Welcome back from spring break, dear readers. And what a beautiful pre-spring weekend it turned out to be.
Two weeks in New York, but here we are again.
I will always enjoy New York. It’s a city people either love or hate, without much in between. I’m in the former. Yeah, it’s ugly, crowded, irritating, and that’s just Times Square (ba-dum-bum). Still, there’s something about it that grips me.
While we walked and subwayed around Manhattan and Brooklyn, I looked for those things that make New York successful. What I found turned out not quite what I expected.
The happenings in New York aren’t too different than what I see in our own city.
World-class museums and exhibits, restaurants by top chefs, an artsyness that isn’t hard to find if you know where to look. These describe either.

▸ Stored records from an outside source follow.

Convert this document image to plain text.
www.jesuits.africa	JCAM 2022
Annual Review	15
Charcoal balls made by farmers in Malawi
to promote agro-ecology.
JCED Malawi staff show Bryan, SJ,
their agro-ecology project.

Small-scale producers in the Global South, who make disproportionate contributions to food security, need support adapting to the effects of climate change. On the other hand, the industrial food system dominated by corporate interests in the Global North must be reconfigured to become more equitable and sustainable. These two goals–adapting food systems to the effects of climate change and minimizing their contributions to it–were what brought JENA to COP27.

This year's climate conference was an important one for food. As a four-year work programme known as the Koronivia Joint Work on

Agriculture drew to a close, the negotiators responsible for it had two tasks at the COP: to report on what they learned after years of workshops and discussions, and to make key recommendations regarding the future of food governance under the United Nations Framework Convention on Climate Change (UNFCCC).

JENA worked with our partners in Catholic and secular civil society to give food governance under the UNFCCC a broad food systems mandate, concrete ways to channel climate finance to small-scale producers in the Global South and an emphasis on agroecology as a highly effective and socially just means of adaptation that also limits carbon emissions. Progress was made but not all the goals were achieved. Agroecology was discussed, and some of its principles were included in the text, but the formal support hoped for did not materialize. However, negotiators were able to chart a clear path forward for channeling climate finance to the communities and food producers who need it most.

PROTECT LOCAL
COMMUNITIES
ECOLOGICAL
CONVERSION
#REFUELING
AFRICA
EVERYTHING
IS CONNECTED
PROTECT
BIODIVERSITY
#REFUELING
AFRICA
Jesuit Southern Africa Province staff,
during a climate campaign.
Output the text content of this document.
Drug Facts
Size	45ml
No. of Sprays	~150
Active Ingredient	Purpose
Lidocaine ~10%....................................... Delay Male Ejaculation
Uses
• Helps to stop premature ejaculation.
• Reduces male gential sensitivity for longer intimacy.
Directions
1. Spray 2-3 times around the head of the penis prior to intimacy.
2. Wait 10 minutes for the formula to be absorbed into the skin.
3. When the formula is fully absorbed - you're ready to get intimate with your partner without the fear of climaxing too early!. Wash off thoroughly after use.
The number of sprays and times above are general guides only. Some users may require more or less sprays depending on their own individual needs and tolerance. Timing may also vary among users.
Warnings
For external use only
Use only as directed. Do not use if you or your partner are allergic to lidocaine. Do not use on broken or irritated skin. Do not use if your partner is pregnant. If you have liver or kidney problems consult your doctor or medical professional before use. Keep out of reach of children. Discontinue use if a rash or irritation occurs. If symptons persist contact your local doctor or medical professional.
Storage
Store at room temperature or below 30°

New York has more of it all, more of everything; museums, universities, cafes, galleries. That’s just sheer size. 8 million people versus 400,000.
And New York is just, well, New York. The phrase sounds pretentious, that old stereotype of the New Yorker feeling above the rest of the country. Yet the idea is true. There is something about New York that no other city in the U.S. has. It is one of the five top-tier “world capitals.”
That aside, I saw similarities. I see Cleveland closer to New York in a city-sense than it is to the Great Lakes’ metropolis of Chicago. The reputation of being dirty and gritty, for one. Even walking through parts of Brooklyn, with its churches and artistic vibe, I think of Tremont or Lakewood.
Most apparent was the human element working to make the city. The thirty-something guide showing us through New York City’s first distillery since Prohibition, who happened to also be a co-owner, fit right in with stories around here. Locals carving out slices of life from their passions that make the area better and more interesting.